The anticipated fatigue hit Granny today, the third day of radiation treatment. She said she felt just about like falling out of her electric wheelchair. She didn’t, but barely made it to her chair to watch some more “The Price is Right”.

I realized that Granny is all about games. I mentioned that she lives for Bridge, but she also enjoys other card games, most board games that involve thinking (as opposed to chance), and her TV shows are all gameshows. She’s not interested in drama, comedy, mystery or even really news (although she does watch news). I think she’s not that interested in people. The news she watches is the type where they tell you what to think about what’s happening in the world, and I think she watches to see what is going on that might affect my mother and her various parts of the world (or other close friends and family not here in Cinti) – the number of whom seems to be dwindling. I believe that she cares about her family, but I don’t think she cares much for other people (“Hell is other people” –XXXX). But over the years, everyone has a story about her choosing the play Bridge instead of help a family member in a crisis or meet an important new significant other, etc.

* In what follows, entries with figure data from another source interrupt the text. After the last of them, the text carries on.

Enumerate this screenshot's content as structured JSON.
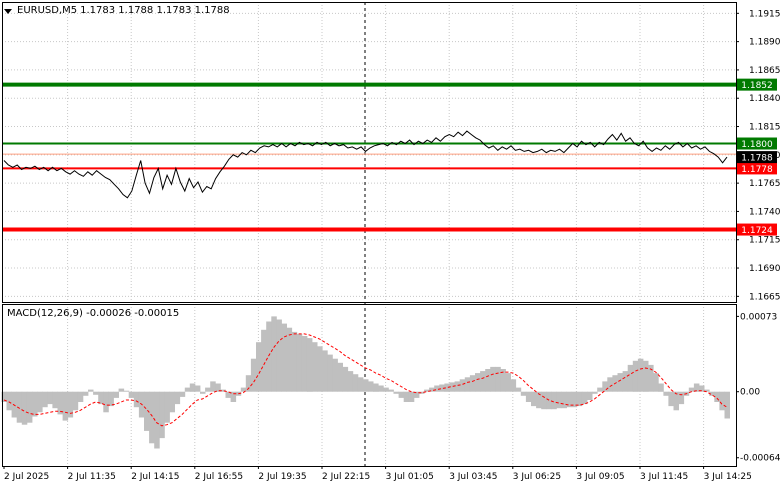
{
  "window": {
    "symbol_label": "EURUSD,M5",
    "ohlc": "1.1783 1.1788 1.1783 1.1788"
  },
  "colors": {
    "background": "#ffffff",
    "grid": "#c8c8c8",
    "price_line": "#000000",
    "support_resistance_green": "#007a00",
    "support_resistance_red": "#ff0000",
    "bid_line": "#ff9f7f",
    "macd_histogram": "#bfbfbf",
    "macd_signal": "#ff0000"
  },
  "price_axis": {
    "ticks": [
      "1.1915",
      "1.1890",
      "1.1865",
      "1.1840",
      "1.1815",
      "1.1790",
      "1.1765",
      "1.1740",
      "1.1715",
      "1.1690",
      "1.1665"
    ]
  },
  "time_axis": {
    "ticks": [
      "2 Jul 2025",
      "2 Jul 11:35",
      "2 Jul 14:15",
      "2 Jul 16:55",
      "2 Jul 19:35",
      "2 Jul 22:15",
      "3 Jul 01:05",
      "3 Jul 03:45",
      "3 Jul 06:25",
      "3 Jul 09:05",
      "3 Jul 11:45",
      "3 Jul 14:25"
    ]
  },
  "levels": [
    {
      "label": "1.1852",
      "value": 1.1852,
      "color": "green"
    },
    {
      "label": "1.1800",
      "value": 1.18,
      "color": "green"
    },
    {
      "label": "1.1778",
      "value": 1.1778,
      "color": "red"
    },
    {
      "label": "1.1724",
      "value": 1.1724,
      "color": "red"
    }
  ],
  "current_price": {
    "label": "1.1788",
    "value": 1.1788
  },
  "macd": {
    "label": "MACD(12,26,9) -0.00026 -0.00015",
    "ticks": [
      "0.00073",
      "0.00",
      "-0.00064"
    ]
  },
  "chart_data": {
    "type": "line",
    "title": "EURUSD,M5  1.1783 1.1788 1.1783 1.1788",
    "xlabel": "",
    "ylabel": "",
    "ylim": [
      1.166,
      1.1925
    ],
    "grid": true,
    "x_ticks": [
      "2 Jul 2025",
      "2 Jul 11:35",
      "2 Jul 14:15",
      "2 Jul 16:55",
      "2 Jul 19:35",
      "2 Jul 22:15",
      "3 Jul 01:05",
      "3 Jul 03:45",
      "3 Jul 06:25",
      "3 Jul 09:05",
      "3 Jul 11:45",
      "3 Jul 14:25"
    ],
    "price": [
      1.1785,
      1.1781,
      1.1779,
      1.1781,
      1.1777,
      1.1779,
      1.1778,
      1.178,
      1.1777,
      1.1779,
      1.1776,
      1.1779,
      1.1776,
      1.1778,
      1.1775,
      1.1773,
      1.1776,
      1.1773,
      1.1771,
      1.1775,
      1.1772,
      1.1776,
      1.1773,
      1.177,
      1.1768,
      1.1764,
      1.176,
      1.1755,
      1.1752,
      1.1758,
      1.1772,
      1.1785,
      1.1765,
      1.1756,
      1.177,
      1.1778,
      1.176,
      1.1772,
      1.1764,
      1.1778,
      1.1766,
      1.1758,
      1.1769,
      1.1761,
      1.1766,
      1.1757,
      1.1762,
      1.176,
      1.1769,
      1.1775,
      1.178,
      1.1786,
      1.179,
      1.1788,
      1.1792,
      1.179,
      1.1794,
      1.1792,
      1.1796,
      1.1798,
      1.1797,
      1.1799,
      1.1797,
      1.18,
      1.1797,
      1.18,
      1.1798,
      1.1801,
      1.1799,
      1.18,
      1.1798,
      1.1801,
      1.1799,
      1.1801,
      1.1798,
      1.18,
      1.1798,
      1.1799,
      1.1796,
      1.1797,
      1.1795,
      1.1797,
      1.1793,
      1.1796,
      1.1798,
      1.1799,
      1.18,
      1.1798,
      1.1801,
      1.1799,
      1.1802,
      1.18,
      1.1803,
      1.1799,
      1.1802,
      1.18,
      1.1803,
      1.1801,
      1.1805,
      1.1802,
      1.1806,
      1.1808,
      1.1806,
      1.181,
      1.1807,
      1.1811,
      1.1808,
      1.1805,
      1.1803,
      1.1799,
      1.1796,
      1.1798,
      1.1794,
      1.1797,
      1.1795,
      1.1798,
      1.1794,
      1.1795,
      1.1793,
      1.1794,
      1.1792,
      1.1793,
      1.1795,
      1.1792,
      1.1794,
      1.1793,
      1.1795,
      1.1792,
      1.1796,
      1.18,
      1.1797,
      1.1802,
      1.1799,
      1.1801,
      1.1797,
      1.1801,
      1.1799,
      1.1804,
      1.1808,
      1.1803,
      1.1809,
      1.1802,
      1.1805,
      1.18,
      1.1798,
      1.1802,
      1.1796,
      1.1793,
      1.1796,
      1.1794,
      1.1798,
      1.1795,
      1.1799,
      1.1801,
      1.1797,
      1.18,
      1.1796,
      1.1798,
      1.1795,
      1.1797,
      1.1793,
      1.1791,
      1.1788,
      1.1783,
      1.1788
    ],
    "macd_histogram": [
      -0.0001,
      -0.00018,
      -0.00025,
      -0.0003,
      -0.00032,
      -0.0003,
      -0.00024,
      -0.0002,
      -0.00015,
      -0.00012,
      -0.00016,
      -0.00022,
      -0.00028,
      -0.00025,
      -0.00018,
      -0.0001,
      -4e-05,
      2e-05,
      -3e-05,
      -0.00012,
      -0.0002,
      -0.00014,
      -6e-05,
      3e-05,
      1e-05,
      -6e-05,
      -0.00015,
      -0.00025,
      -0.00038,
      -0.0005,
      -0.00055,
      -0.00045,
      -0.0003,
      -0.0002,
      -0.00012,
      -5e-05,
      4e-05,
      8e-05,
      6e-05,
      -2e-05,
      4e-05,
      0.0001,
      8e-05,
      2e-05,
      -6e-05,
      -0.0001,
      -4e-05,
      4e-05,
      0.00016,
      0.00032,
      0.00048,
      0.0006,
      0.00068,
      0.00073,
      0.0007,
      0.00066,
      0.00062,
      0.00058,
      0.00056,
      0.00054,
      0.00052,
      0.00048,
      0.00044,
      0.0004,
      0.00036,
      0.00032,
      0.00028,
      0.00024,
      0.0002,
      0.00017,
      0.00014,
      0.00012,
      0.0001,
      8e-05,
      6e-05,
      4e-05,
      2e-05,
      -2e-05,
      -6e-05,
      -0.0001,
      -0.0001,
      -6e-05,
      -2e-05,
      2e-05,
      4e-05,
      6e-05,
      7e-05,
      8e-05,
      9e-05,
      0.0001,
      0.00012,
      0.00014,
      0.00016,
      0.00018,
      0.0002,
      0.00022,
      0.00024,
      0.00024,
      0.00022,
      0.00018,
      0.00012,
      4e-05,
      -4e-05,
      -0.0001,
      -0.00014,
      -0.00016,
      -0.00017,
      -0.00017,
      -0.00017,
      -0.00016,
      -0.00016,
      -0.00015,
      -0.00015,
      -0.00014,
      -0.00012,
      -8e-05,
      -2e-05,
      4e-05,
      0.0001,
      0.00014,
      0.00016,
      0.00018,
      0.0002,
      0.00026,
      0.0003,
      0.00032,
      0.0003,
      0.00026,
      0.00018,
      8e-05,
      -4e-05,
      -0.00014,
      -0.00018,
      -0.00012,
      -4e-05,
      4e-05,
      8e-05,
      6e-05,
      2e-05,
      -4e-05,
      -0.0001,
      -0.00018,
      -0.00026
    ],
    "macd_signal": [
      -8e-05,
      -0.0001,
      -0.00013,
      -0.00016,
      -0.00019,
      -0.00021,
      -0.00022,
      -0.00022,
      -0.00021,
      -0.0002,
      -0.00019,
      -0.00019,
      -0.0002,
      -0.00021,
      -0.0002,
      -0.00018,
      -0.00015,
      -0.00012,
      -0.0001,
      -0.00011,
      -0.00013,
      -0.00013,
      -0.00012,
      -0.0001,
      -8e-05,
      -8e-05,
      -9e-05,
      -0.00012,
      -0.00017,
      -0.00023,
      -0.0003,
      -0.00033,
      -0.00032,
      -0.0003,
      -0.00026,
      -0.00022,
      -0.00017,
      -0.00012,
      -8e-05,
      -7e-05,
      -4e-05,
      -1e-05,
      1e-05,
      1e-05,
      0.0,
      -2e-05,
      -2e-05,
      -1e-05,
      3e-05,
      9e-05,
      0.00017,
      0.00026,
      0.00035,
      0.00043,
      0.00049,
      0.00053,
      0.00055,
      0.00056,
      0.00056,
      0.00056,
      0.00055,
      0.00053,
      0.00051,
      0.00048,
      0.00045,
      0.00042,
      0.00039,
      0.00035,
      0.00032,
      0.00029,
      0.00026,
      0.00023,
      0.00021,
      0.00018,
      0.00016,
      0.00013,
      0.00011,
      8e-05,
      5e-05,
      2e-05,
      0.0,
      -1e-05,
      -1e-05,
      0.0,
      1e-05,
      2e-05,
      3e-05,
      4e-05,
      5e-05,
      6e-05,
      7e-05,
      9e-05,
      0.0001,
      0.00012,
      0.00013,
      0.00015,
      0.00017,
      0.00018,
      0.00019,
      0.00019,
      0.00018,
      0.00015,
      0.00011,
      6e-05,
      2e-05,
      -2e-05,
      -5e-05,
      -8e-05,
      -0.0001,
      -0.00011,
      -0.00012,
      -0.00013,
      -0.00013,
      -0.00013,
      -0.00012,
      -0.0001,
      -7e-05,
      -3e-05,
      1e-05,
      5e-05,
      8e-05,
      0.00011,
      0.00014,
      0.00017,
      0.0002,
      0.00022,
      0.00023,
      0.00022,
      0.00019,
      0.00014,
      8e-05,
      2e-05,
      -2e-05,
      -3e-05,
      -2e-05,
      0.0,
      1e-05,
      1e-05,
      0.0,
      -3e-05,
      -6e-05,
      -0.00012,
      -0.00015
    ]
  }
}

My mother and I have speculated about why she is the way she is, but we haven’t come up with a good explanation. She’s lost a lot of loved ones and experienced a number of other heartbreaks in her life. Yet we know that being close to other people is not only rewarding, it is also the only way to truly know yourself; the equation goes in both directions, as I am sometimes terrified by my own potential vulnerability. Maybe Bridge has felt like the only thing she could count on not dying or embarrassing her with socially “inappropriate” life-choices.

There’s a copy of Harper’s magazine in our room (probably left by me the last time I stayed here) dated November 2002. Over the last couple days, I have been reading and really enjoying it. Notebook, Audible silence, by Lewis H. Lapham discusses the political/national response to September 11, still fresh in the American consciousness at the time:

“The New York Skyline didn’t look the way it once looked, but the on-air company of talking heads (anchors, learned scholars, distinguished statements) held fast to the doctrine of American exceptionalism, and the bland certainty of their believe in the country’s innate goodness…. Max Frisch recognized as ‘the knack of so rearranging the world so that we don’t have to experience it.’ (pg 9) “… We know that what was said last week (on the news) will be said again this week, and then next week and once again six weeks from now…. Here we all are living more or less happily every after within the virtual reality provided by the news and entertainment media that can configure death as a sales pitch for a weapons budget, an insurance policy, or a face cream.” In Presidnet Bush’s militant speech to the UN the day after his benign appearance in NYC’s festival or mourning and during his visit to ground zero, “In neither setting did it matter whether he or anybody else understood what he was saying.” (pg 10) “The media were interested in mood and gesture, and so, on September 12, as on September 11, they directed their cameras and their questions to the presentation of an image rather than to the substance of an idea” and didn’t ask any questions about the speech as it was “so strong and brave and presidential – that no one wanted to spoil the effect by asking what it meant”. And finally, “but if it is disgrace for any country at any particular time in its history to rest content among the relics of a lost language and an imaginary past, it is a matter of some interest in a country that possesses the power to poison the earth without possessing either the means or the desire to know itself.” (pg 11)

That’s enough of someone else’s voice for one blog post, and there’s a whole lot there to think about. But as I spend a 3rd day in a row discussing my eyebrows (I exaggerate) I wonder if the thing about Granny is that she’s American. That is, someone who buys what the American media is selling. She sits up there in her comfy chair resting and watching [insert name of popular game show here], I can’t help but think that this 94-year-old cancer patient, with 3 of 5 children still living and several great-great-grand children taking their bottles, represents the both the foibles and the potential of our nation.